Selon Libération, le député-maire d'Evry "veut faire imploser le PS", rien de moins ...
Valls fait preuve d'un activisme soutenu depuis nos défaites électorales des mois de mai et juin. On se souvient de son refus marqué de soutenir lors du dernier Conseil National, le calendrier de la rénovation proposé par François Hollande. On se souvient de l'appel des quadras du 7 juillet dont il avait implicitement pris la tête de file avec Montebourg et Gorce. On se souvient enfin qu'il a organisé dans sa ville tout dernièrement une réunion de ces quadras pour entamer le chantier de la rénovation. Vaste chantier dont tout le monde parle comme après chaque défaite, mais dont personne ne s'accorde sur le contenu et la signification. La remise en cause collective est difficile et prendra du temps.
Malgré celà, les initiatives de Valls me semblent aller dans le bon sens, et j'aimerais y voir l'émergence d'une de ces têtes chercheuses dont le PS a besoin pour enclencher une nouvelle dynamique politique.
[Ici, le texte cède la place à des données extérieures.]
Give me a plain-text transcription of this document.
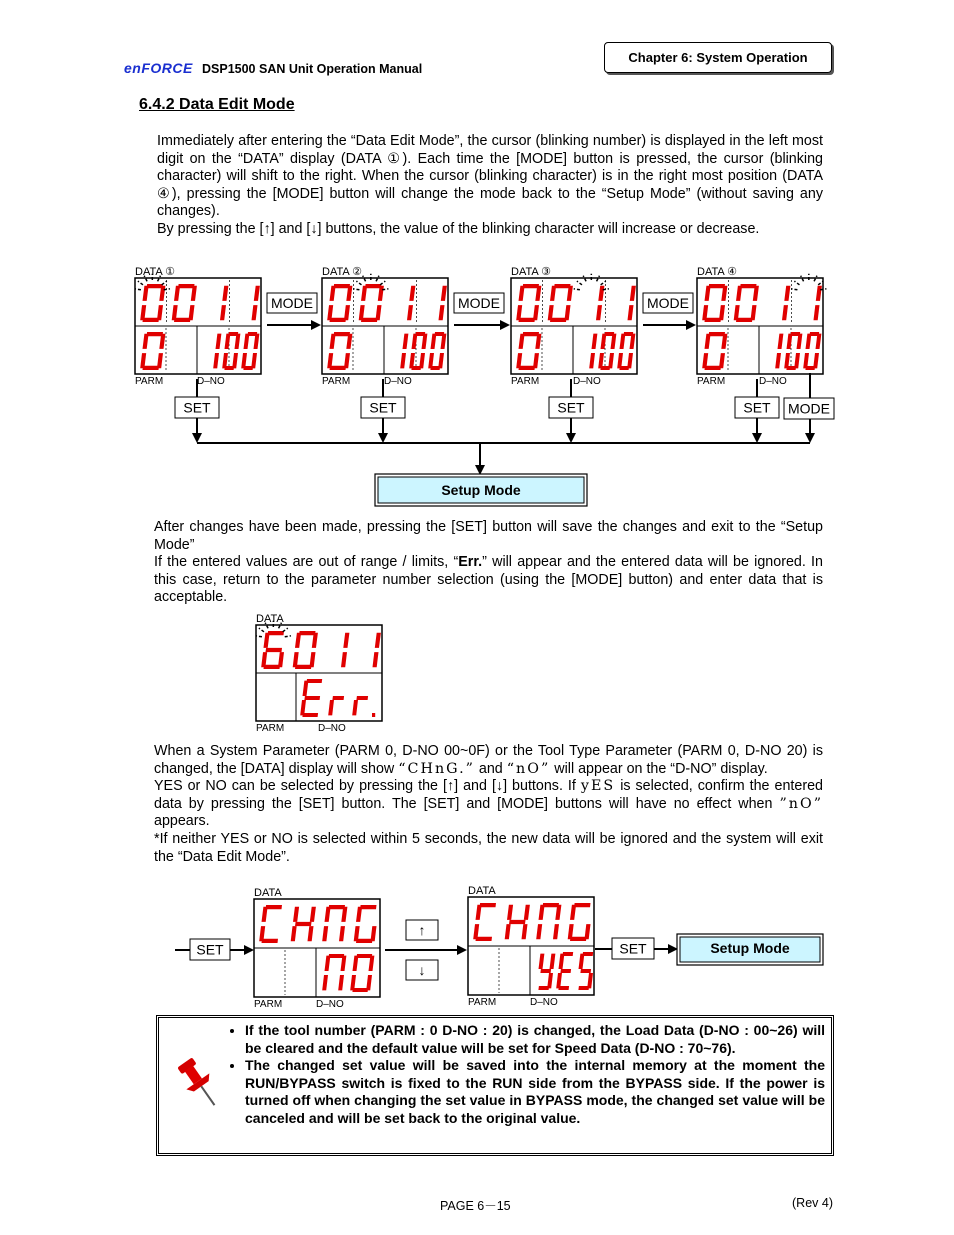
enFORCE DSP1500 SAN Unit Operation Manual
Chapter 6: System Operation
6.4.2 Data Edit Mode
Immediately after entering the “Data Edit Mode”, the cursor (blinking number) is displayed in the left most digit on the “DATA” display (DATA ①). Each time the [MODE] button is pressed, the cursor (blinking character) will shift to the right. When the cursor (blinking character) is in the right most position (DATA ④), pressing the [MODE] button will change the mode back to the “Setup Mode” (without saving any changes).
By pressing the [↑] and [↓] buttons, the value of the blinking character will increase or decrease.
DATA ①
PARM	D–NO
DATA ②
PARM	D–NO
DATA ③
PARM	D–NO
DATA ④
PARM	D–NO
MODE	MODE	MODE
SET	SET	SET	SET MODE
Setup Mode
After changes have been made, pressing the [SET] button will save the changes and exit to the “Setup Mode”
If the entered values are out of range / limits, “Err.” will appear and the entered data will be ignored. In this case, return to the parameter number selection (using the [MODE] button) and enter data that is acceptable.
DATA
PARM	D–NO
When a System Parameter (PARM 0, D-NO 00~0F) or the Tool Type Parameter (PARM 0, D-NO 20) is changed, the [DATA] display will show “CHnG.” and “nO” will appear on the “D-NO” display.
YES or NO can be selected by pressing the [↑] and [↓] buttons. If yES is selected, confirm the entered data by pressing the [SET] button. The [SET] and [MODE] buttons will have no effect when ”nO” appears.
*If neither YES or NO is selected within 5 seconds, the new data will be ignored and the system will exit the “Data Edit Mode”.
DATA
PARM	D–NO
DATA
PARM	D–NO
SET
↑
↓
SET	Setup Mode
• If the tool number (PARM : 0 D-NO : 20) is changed, the Load Data (D-NO : 00~26) will be cleared and the default value will be set for Speed Data (D-NO : 70~76).
• The changed set value will be saved into the internal memory at the moment the RUN/BYPASS switch is fixed to the RUN side from the BYPASS side. If the power is turned off when changing the set value in BYPASS mode, the changed set value will be canceled and will be set back to the original value.
PAGE 6－15	(Rev 4)
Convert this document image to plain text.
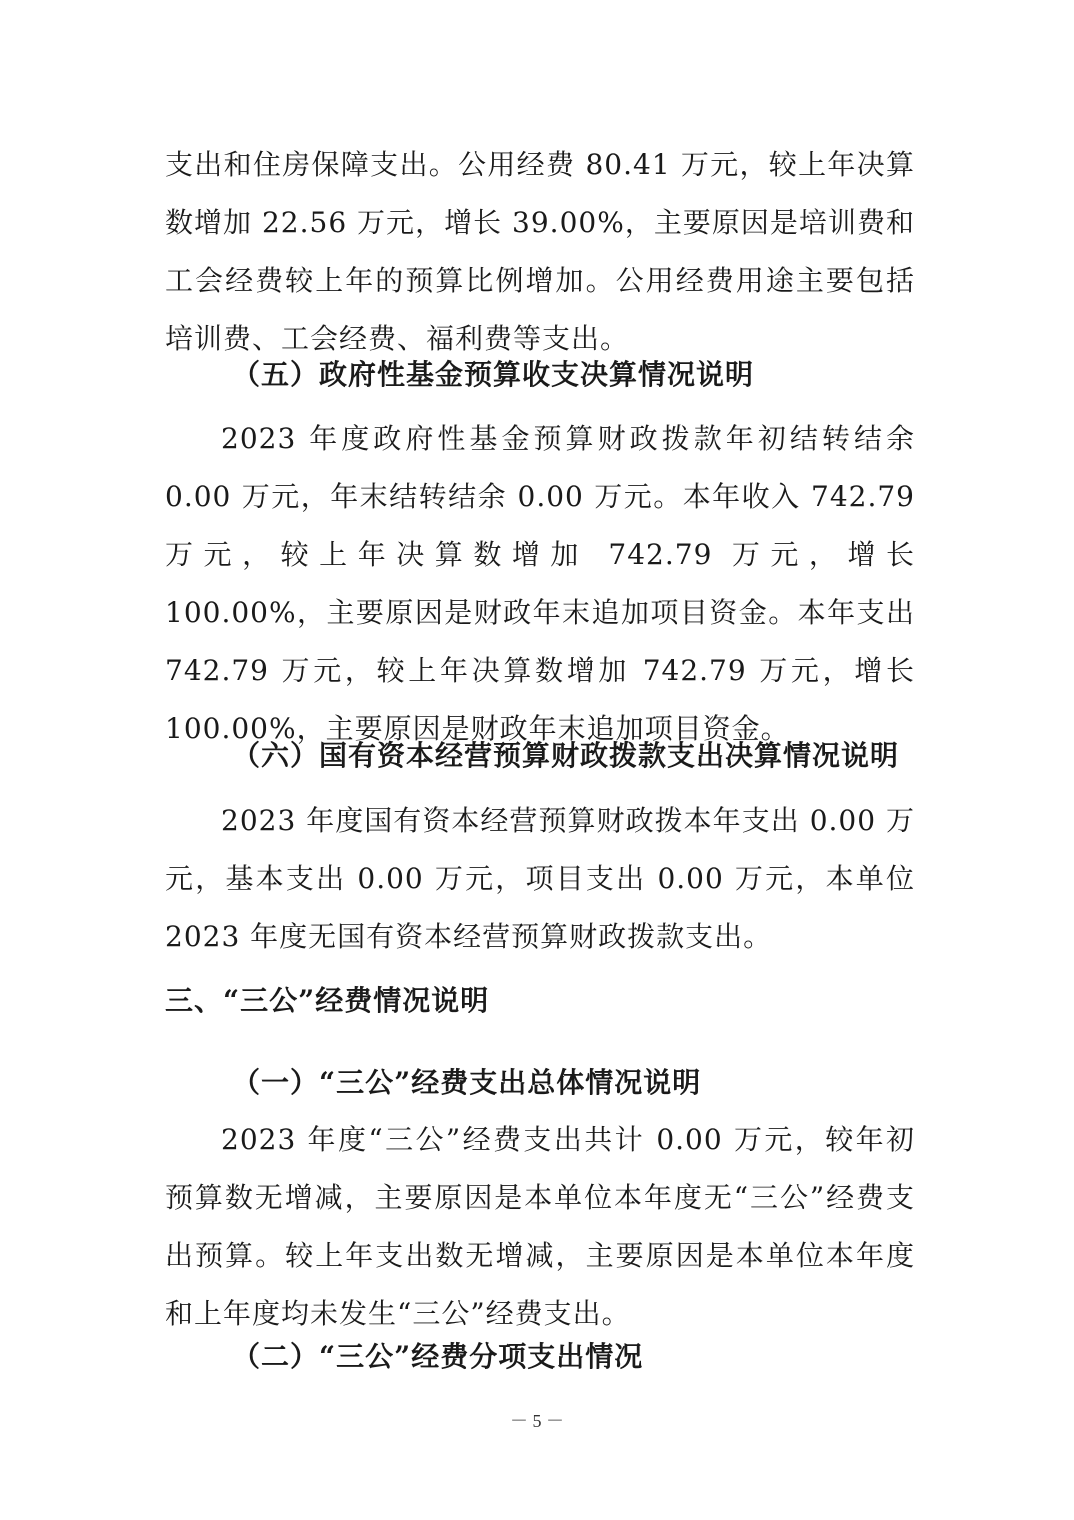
支出和住房保障支出。公用经费 80.41 万元，较上年决算数增加 22.56 万元，增长 39.00%，主要原因是培训费和工会经费较上年的预算比例增加。公用经费用途主要包括培训费、工会经费、福利费等支出。
（五）政府性基金预算收支决算情况说明
2023 年度政府性基金预算财政拨款年初结转结余 0.00 万元，年末结转结余 0.00 万元。本年收入 742.79 万元，较上年决算数增加 742.79 万元，增长 100.00%，主要原因是财政年末追加项目资金。本年支出 742.79 万元，较上年决算数增加 742.79 万元，增长 100.00%，主要原因是财政年末追加项目资金。
（六）国有资本经营预算财政拨款支出决算情况说明
2023 年度国有资本经营预算财政拨本年支出 0.00 万元，基本支出 0.00 万元，项目支出 0.00 万元，本单位 2023 年度无国有资本经营预算财政拨款支出。
三、“三公”经费情况说明
（一）“三公”经费支出总体情况说明
2023 年度“三公”经费支出共计 0.00 万元，较年初预算数无增减，主要原因是本单位本年度无“三公”经费支出预算。较上年支出数无增减，主要原因是本单位本年度和上年度均未发生“三公”经费支出。
（二）“三公”经费分项支出情况
－ 5 －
Je connais les qualités et les défauts de notre camarade et notamment son surnom de Manuel Valse à cause de ses positions en forme de girouette par exemple sur le TCE. Personnellement, je vois plutôt le côté positif de la chose : le pragmatisme, la quête de soi et le loyalisme affichés. Certains dénoncent l'absence de convictions et l'opportunisme. Certes, mais nos leaders y compris le plus célèbre d'entre eux, Tonton, n'ont-ils pas à diverses occasions démontré leurs capacités à changer d'opinion sur des sujets lourds. Les anathèmes lancés par François Mitterrand contre les institutions de la Vème République n'ont pas résisté aux réalités une fois arrivé au pouvoir. Etait-il sincère ? Je l'ignore. Révolutionnaire au dehors, conservateur à l'intérieur. Un classique chez les socialistes. A droite que dire de Chirac ? Bref, Valls ne serait pas le premier à avoir évolué dans ses convictions. A son âge, on peut y voir si on veut vraiment être positif une forme de maturation. Tout simplement, il y a là une marque d'intelligence, d'humanisme et de capacité à progresser en reconnaîssant la supériorité des arguments d'autrui en certaines occasions. Les plus grands esprits savent celà.
En résumé, je surveillerai avec attention et un brin de sympathie le parcours de Manuel Valls bien qu'il ne se soit pas révélé social-démocrate pur sucre, et qu'il ait eu des positions qui frisent le communautarisme. Il a par contre les pieds bien ancrés dans la réalité des villes sensibles, notamment en ce qui concerne la sécurité. Surtout il n'est pas adepte du consensus mou dont tous les socialistes disent aujourd'hui qu'il a conduit à rendre le PS comparable à la SFIO juste avant le congrès d'Epinay de 1971. Comme la SFIO sclérosée, le PS est actuellement un parti de conseillers municipaux, départementaux ou régionaux, donc des notables et des élus que beaucoup accusent d'être attachés à leurs mandats plus qu'à leurs valeurs et la protection des plus défavorisés.
Visant moi même ce type de responsabilités, je ne vais pas jeter le bébé avec l'eau du bain : il est important d'avoir un réseau d'élus connaissant les dossiers locaux. Rien ne se fait en dehors du système. A cet égard, je relis avec intérêt le livre de Rocard "si la gauche savait" où on voit bien que l'histoire ne fait que se répéter. La fin du cycle d'Epinay dont nous parlent les éditorialistes est bien une réalité. Il est temps de fonder un nouveau parti socialiste. Un nouveau nouveau PS si l'on veut. En fait ce qui doit changer, ce sont les têtes et les esprits : les leaders et les idées.
L'enjeu national mérite que l'on prépare l'alternance au sarkozysme avec l'énergie de jeunes dirigeants à notre tête plutôt qu'avec des générations qui ont échoué et qui se contenteraient du socialisme municipal ou de missions lointaines. Mais il serait vain aussi de croire qu'on pourrait se passer de l'expérience et des talents de nos anciens qui n'ont pas "juridiquement tort parce qu'ils sont minoritaires" pour reprendre le mot d'André Laignel. Etant au coeur de mes préoccupations, je sais que la préparation des projets municipaux démontre qu'on ne saurait réussir sans l'expertise et la sagacité de nos anciens.
Il est au final amusant de voir à quel point nous pouvons répliquer localement ce qui se passe au niveau national. Les enthousiasmes de débutant voisinent avec les soupirs désabusés des anciens. Mais la remise en cause est collective et tant qu'on réussira à s'indigner et à vouloir transformer la réalité sociale, l'espoir nous est permis.